After that first attempt, as I was in Pegasus purchasing the two tubes I needed to replace the pair which had been perforated well beyond the patchable threshold, another customer in the shop mentioned puncture vine was a common problem on the roads around Danville. But he'd also heard of tacks being spread in the bike lane or shoulder. I didn't think much of it.
So today I rolled out of Walnut Creek BART, heading south. As I crossed under 680 on Main Street, a car honked aggressively as it passed, the adjacent lane completely empty. After a brief Spike Bike fantasy, I put it behind me.
I continued southward on Danville Boulevard. The HOP starts at a park and ride, which I'd just passed by, but by the time I'd realized my error I was far enough on my way I figured meeting them at the Danville Peet's was a better idea, anyway. Surely Peet's is a nicer place to wait than an isolated parking lot. And I had plenty of time, I decided, as I cruised south in the bike lane.
But then that unmistakable feeling: the subtle loss of control of a rear flat. A quick glance back verified what I knew: the rear tire was almost completely empty.
Once after I'd swapped a punctured tube and completed my descent of Old La Honda where Jobst Brandt and his ride companion were waiting for me (I'd joined them on the road), he'd asked pointedly, "what caused the flat?" It had been something of a test of intelligence and inquisitiveness that a rider should always determine what had caused a leak, preferably with Holmesian detail. In this instance the brilliance of Sherlock was hardly required: a silver thumbtack was firmly embedded in my tire.
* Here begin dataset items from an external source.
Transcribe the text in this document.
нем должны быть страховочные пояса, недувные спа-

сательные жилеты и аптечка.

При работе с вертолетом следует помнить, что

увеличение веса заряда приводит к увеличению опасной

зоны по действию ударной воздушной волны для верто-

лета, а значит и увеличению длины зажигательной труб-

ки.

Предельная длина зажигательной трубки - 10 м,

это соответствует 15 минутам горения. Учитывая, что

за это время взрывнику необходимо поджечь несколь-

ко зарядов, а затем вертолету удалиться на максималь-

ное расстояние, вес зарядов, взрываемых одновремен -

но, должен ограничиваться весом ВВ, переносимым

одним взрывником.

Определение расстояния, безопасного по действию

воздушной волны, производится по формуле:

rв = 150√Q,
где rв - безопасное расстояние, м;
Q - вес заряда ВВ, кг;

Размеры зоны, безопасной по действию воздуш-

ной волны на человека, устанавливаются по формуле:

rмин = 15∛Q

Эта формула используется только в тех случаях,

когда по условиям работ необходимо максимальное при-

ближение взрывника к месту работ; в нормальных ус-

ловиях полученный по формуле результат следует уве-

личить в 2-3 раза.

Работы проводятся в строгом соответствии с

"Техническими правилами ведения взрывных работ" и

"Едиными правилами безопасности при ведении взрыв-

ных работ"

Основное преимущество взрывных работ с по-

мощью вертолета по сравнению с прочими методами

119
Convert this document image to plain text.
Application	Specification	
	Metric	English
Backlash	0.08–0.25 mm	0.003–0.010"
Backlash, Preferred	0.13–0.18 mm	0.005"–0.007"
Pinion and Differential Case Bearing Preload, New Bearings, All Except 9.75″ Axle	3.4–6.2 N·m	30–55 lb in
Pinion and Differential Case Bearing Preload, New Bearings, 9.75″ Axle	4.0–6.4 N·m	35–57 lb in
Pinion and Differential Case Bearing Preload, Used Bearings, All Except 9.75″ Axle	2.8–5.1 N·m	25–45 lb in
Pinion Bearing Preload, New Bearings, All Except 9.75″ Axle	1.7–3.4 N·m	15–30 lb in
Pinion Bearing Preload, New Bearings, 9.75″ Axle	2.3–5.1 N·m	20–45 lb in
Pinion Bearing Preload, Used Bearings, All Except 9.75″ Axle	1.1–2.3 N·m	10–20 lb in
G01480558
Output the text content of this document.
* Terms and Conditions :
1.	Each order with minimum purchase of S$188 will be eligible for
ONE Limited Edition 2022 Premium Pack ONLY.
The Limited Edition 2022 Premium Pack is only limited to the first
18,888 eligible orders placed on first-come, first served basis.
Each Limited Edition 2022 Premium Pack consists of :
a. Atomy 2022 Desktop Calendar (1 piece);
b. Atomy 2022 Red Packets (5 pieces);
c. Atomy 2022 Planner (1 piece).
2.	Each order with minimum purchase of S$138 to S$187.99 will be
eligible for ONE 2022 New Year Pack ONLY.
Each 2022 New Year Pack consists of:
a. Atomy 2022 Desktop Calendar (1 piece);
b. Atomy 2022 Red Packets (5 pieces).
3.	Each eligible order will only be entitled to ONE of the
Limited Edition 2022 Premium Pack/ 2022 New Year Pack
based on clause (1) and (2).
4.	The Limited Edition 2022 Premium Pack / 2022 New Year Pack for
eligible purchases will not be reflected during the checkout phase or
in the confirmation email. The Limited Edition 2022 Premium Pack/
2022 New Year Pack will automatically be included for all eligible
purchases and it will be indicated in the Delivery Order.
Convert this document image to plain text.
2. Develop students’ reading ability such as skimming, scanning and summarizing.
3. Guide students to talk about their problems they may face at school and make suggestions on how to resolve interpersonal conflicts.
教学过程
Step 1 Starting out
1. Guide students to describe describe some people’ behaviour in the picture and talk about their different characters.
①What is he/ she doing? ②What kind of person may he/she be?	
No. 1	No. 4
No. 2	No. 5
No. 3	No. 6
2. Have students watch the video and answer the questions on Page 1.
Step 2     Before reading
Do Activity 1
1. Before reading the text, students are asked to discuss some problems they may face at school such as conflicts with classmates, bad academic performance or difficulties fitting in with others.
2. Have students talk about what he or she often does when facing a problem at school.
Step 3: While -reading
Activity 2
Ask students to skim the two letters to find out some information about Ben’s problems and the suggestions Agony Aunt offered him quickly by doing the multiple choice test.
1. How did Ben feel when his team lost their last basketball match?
Based on the time the HOP pack had rolled through the last time I'd been here, I figured I was good on time, so I decided to take the easier but slower path of patching the tube (requiring moving only the small punctured segment) than to replace it and patch the old tube as my new spare. Patching requires waiting five timed minutes for the glue to dry (to maximize adhesion), but I can stretch. Total elapsed for the fix: 12 minutes.
During the last few minutes of these minutes, as I was inflating my tire with my small hand pump, a few groups of fast-looking riders, maybe six each, passed. No way either of these were big enough for HOP, I decided. This was a very popular route for cyclists: the principal north-south route on the flat-lands west of Mount Diablo. When I'd finished I glanced at my watch: 9:07. Surely they hadn't passed yet, given they'd only arrived at Railroad Road last time after 9:20.
So I continued onward. I paused at a group of three riders on the shoulder, two of whom appeared to have just finished a flat-repair job themselves. Then I came across yet another rider, this one fully in the act. "Tack?" I asked, to which he responded in the positive.
Finally at Peet's, where I arrive at 9:12 am: a small group were also waiting for the HOP, including Mike whom I knew from the Memorial Day Tour. One of them had also taken a tack. I encountered another at Peet's with the same story.
Okay, dude, whomever you are, you won. Those tacks you dumped in the bike lane caused a bunch of riders grief on an otherwise wonderful morning for a ride. You're so clever.
The HOP ride never did show. Or maybe those small groups had been it? I suspected perhaps the tacks had deterred them to an alternate route. So instead, after waiting until 9:40 am, then stopping at a nearby shop (not Pegasus, which was still closed) to borrow a floor pump, I set off to climb the south side of Diablo. It proved to be perfect conditions for the climb: the growing heat of the day offsetting the effect of the increasing altitude. And I had some nice encounters at the summit. One, fellow Mouse Ben, told me the HOP ride has been rolling out faster than they used to. So hmmm.... And I got to see my first example of a 110 mm BCD Cinqo. Cool.